(3S)-3-(4-Hydroxyphenyl)-4-hexynoic acid
[CAS# 865233-35-8]

Identification

• Classification: Pharmaceutical intermediate >> Heterocyclic compound intermediate >> Pyrimidine compound >> Carboxylic acid
• Name: (3S)-3-(4-Hydroxyphenyl)-4-hexynoic acid
• Molecular Formula: C₁₂H₁₂O₃
• Molecular Weight: 204.22
• CAS Registry Number: 865233-35-8
• SMILES: CC#C[C@@H](CC(=O)O)C1=CC=C(C=C1)O

Properties

• Density: 1.2±0.1 g/cm³, Calc.^*
• Index of Refraction: 1.590, Calc.^*
• Boiling Point: 398.2±37.0 ºC (760 mmHg), Calc.^*
• Flash Point: 208.8±23.0 ºC, Calc.^*

^* Calculated using Advanced Chemistry Development (ACD/Labs) Software.

Safety Data

• Hazard Symbols: GHS07 Warning
• Hazard Statements: H302-H315-H319-H335
• Precautionary Statements: P261-P305+P351+P338

Discovory and Applicatios

(3S)-3-(4-Hydroxyphenyl)-4-hexynoic acid is a chiral organic compound featuring a hydroxyl group (-OH) on a phenyl ring attached to a hexynoic acid backbone. Its distinct structure, with a triple bond in the hexynoic acid chain and a hydroxyl-substituted phenyl group, gives it notable reactivity and biological relevance, making it useful in pharmaceutical and biochemical research. The (3S) stereochemistry indicates that the compound possesses specific spatial arrangement, which can influence its interactions with biological molecules and systems.

The discovery of compounds like (3S)-3-(4-Hydroxyphenyl)-4-hexynoic acid can be attributed to the search for bioactive molecules that could modulate biological pathways or serve as building blocks for more complex drug candidates. The introduction of hydroxyl groups onto aromatic rings, combined with unsaturated aliphatic chains such as hexynoic acid, provides a platform for investigating the compound's potential as a modulator of enzyme activities, receptor interactions, or as a precursor in synthetic chemistry. This specific compound is often synthesized through stereoselective chemical reactions, ensuring the desired (3S) configuration, which is critical for its potential biological effects.

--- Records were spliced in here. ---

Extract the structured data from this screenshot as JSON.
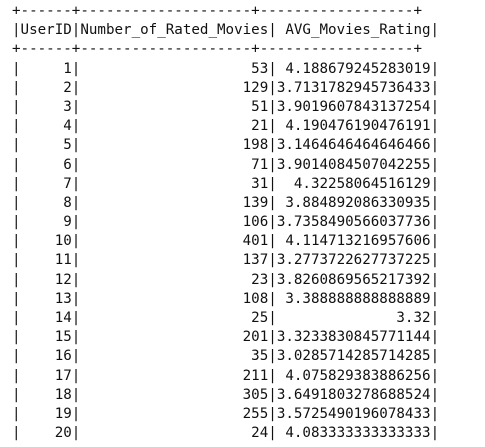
{
  "table": {
    "border_top": "+------+--------------------+------------------+",
    "header_line": "|UserID|Number_of_Rated_Movies| AVG_Movies_Rating|",
    "border_mid": "+------+--------------------+------------------+",
    "border_bottom": "+------+--------------------+------------------+",
    "headers": [
      "UserID",
      "Number_of_Rated_Movies",
      "AVG_Movies_Rating"
    ],
    "rows": [
      [
        "1",
        "53",
        "4.188679245283019"
      ],
      [
        "2",
        "129",
        "3.7131782945736433"
      ],
      [
        "3",
        "51",
        "3.9019607843137254"
      ],
      [
        "4",
        "21",
        "4.190476190476191"
      ],
      [
        "5",
        "198",
        "3.1464646464646466"
      ],
      [
        "6",
        "71",
        "3.9014084507042255"
      ],
      [
        "7",
        "31",
        "4.32258064516129"
      ],
      [
        "8",
        "139",
        "3.884892086330935"
      ],
      [
        "9",
        "106",
        "3.7358490566037736"
      ],
      [
        "10",
        "401",
        "4.114713216957606"
      ],
      [
        "11",
        "137",
        "3.2773722627737225"
      ],
      [
        "12",
        "23",
        "3.8260869565217392"
      ],
      [
        "13",
        "108",
        "3.388888888888889"
      ],
      [
        "14",
        "25",
        "3.32"
      ],
      [
        "15",
        "201",
        "3.3233830845771144"
      ],
      [
        "16",
        "35",
        "3.0285714285714285"
      ],
      [
        "17",
        "211",
        "4.075829383886256"
      ],
      [
        "18",
        "305",
        "3.6491803278688524"
      ],
      [
        "19",
        "255",
        "3.5725490196078433"
      ],
      [
        "20",
        "24",
        "4.083333333333333"
      ]
    ]
  }
}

In terms of application, (3S)-3-(4-Hydroxyphenyl)-4-hexynoic acid has gained attention in pharmaceutical research due to its structural similarity to other phenolic compounds that play key roles in modulating physiological processes. The hydroxyl group on the phenyl ring allows for hydrogen bonding interactions, which can enhance its binding to biological targets, including enzymes and receptors. These properties make it a potential lead compound in the design of new therapeutics, especially in areas such as enzyme inhibition, receptor modulation, or as a scaffold for drug design.

In addition, this compound is useful as an intermediate in organic synthesis, where its combination of aromatic hydroxyl and acetylenic functionalities provides diverse possibilities for chemical modifications. The alkyne group offers a reactive site for further derivatization through well-known organic reactions, such as click chemistry or Sonogashira coupling, facilitating the creation of more complex molecules with potential applications in medicinal chemistry or materials science.

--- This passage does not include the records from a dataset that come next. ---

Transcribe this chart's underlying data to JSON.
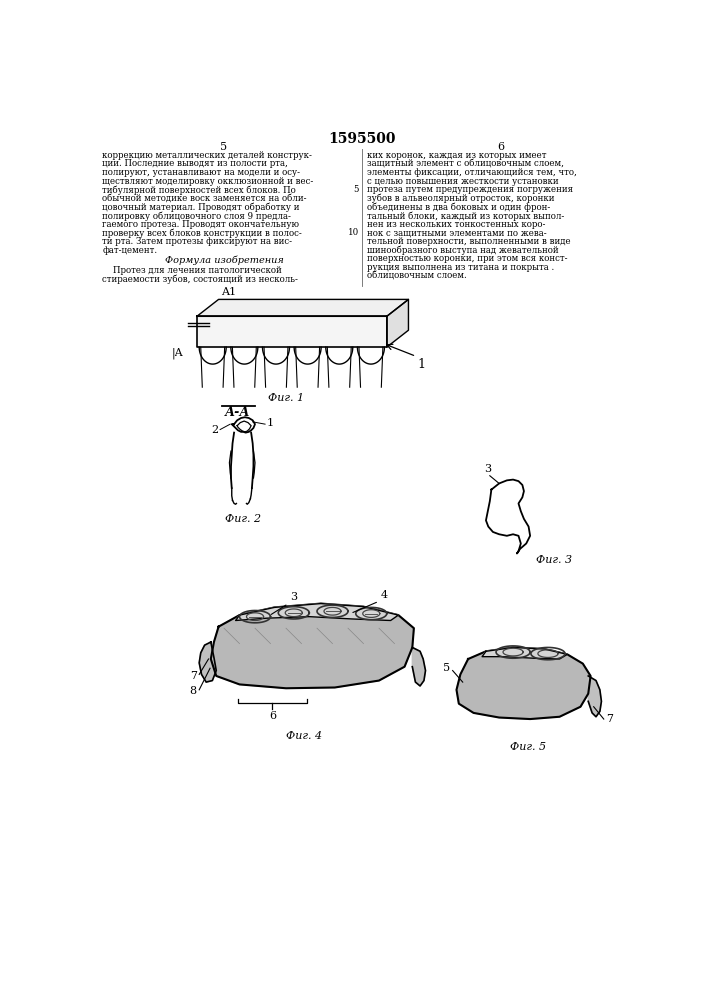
{
  "patent_number": "1595500",
  "page_numbers": [
    "5",
    "6"
  ],
  "background_color": "#ffffff",
  "text_color": "#111111",
  "left_col_lines": [
    "коррекцию металлических деталей конструк-",
    "ции. Последние выводят из полости рта,",
    "полируют, устанавливают на модели и осу-",
    "ществляют моделировку окклюзионной и вес-",
    "тибулярной поверхностей всех блоков. По",
    "обычной методике воск заменяется на обли-",
    "цовочный материал. Проводят обработку и",
    "полировку облицовочного слоя 9 предла-",
    "гаемого протеза. Проводят окончательную",
    "проверку всех блоков конструкции в полос-",
    "ти рта. Затем протезы фиксируют на вис-",
    "фат-цемент."
  ],
  "formula_header": "Формула изобретения",
  "formula_left": [
    "    Протез для лечения патологической",
    "стираемости зубов, состоящий из несколь-"
  ],
  "right_col_lines": [
    "ких коронок, каждая из которых имеет",
    "защитный элемент с облицовочным слоем,",
    "элементы фиксации, отличающийся тем, что,",
    "с целью повышения жесткости установки",
    "протеза путем предупреждения погружения",
    "зубов в альвеолярный отросток, коронки",
    "объединены в два боковых и один фрон-",
    "тальный блоки, каждый из которых выпол-",
    "нен из нескольких тонкостенных коро-",
    "нок с защитными элементами по жева-",
    "тельной поверхности, выполненными в виде",
    "шинообразного выступа над жевательной",
    "поверхностью коронки, при этом вся конст-",
    "рукция выполнена из титана и покрыта .",
    "облицовочным слоем."
  ],
  "line_num_5_row": 4,
  "line_num_10_row": 9,
  "fig_captions": [
    "Фиг. 1",
    "Фиг. 2",
    "Фиг. 3",
    "Фиг. 4",
    "Фиг. 5"
  ]
}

Given its unique structural attributes and biological potential, (3S)-3-(4-Hydroxyphenyl)-4-hexynoic acid continues to be a compound of interest in both academic and industrial settings. Its role as a starting material or intermediate in complex synthesis and its promise in therapeutic applications underscore its significance in modern chemical research.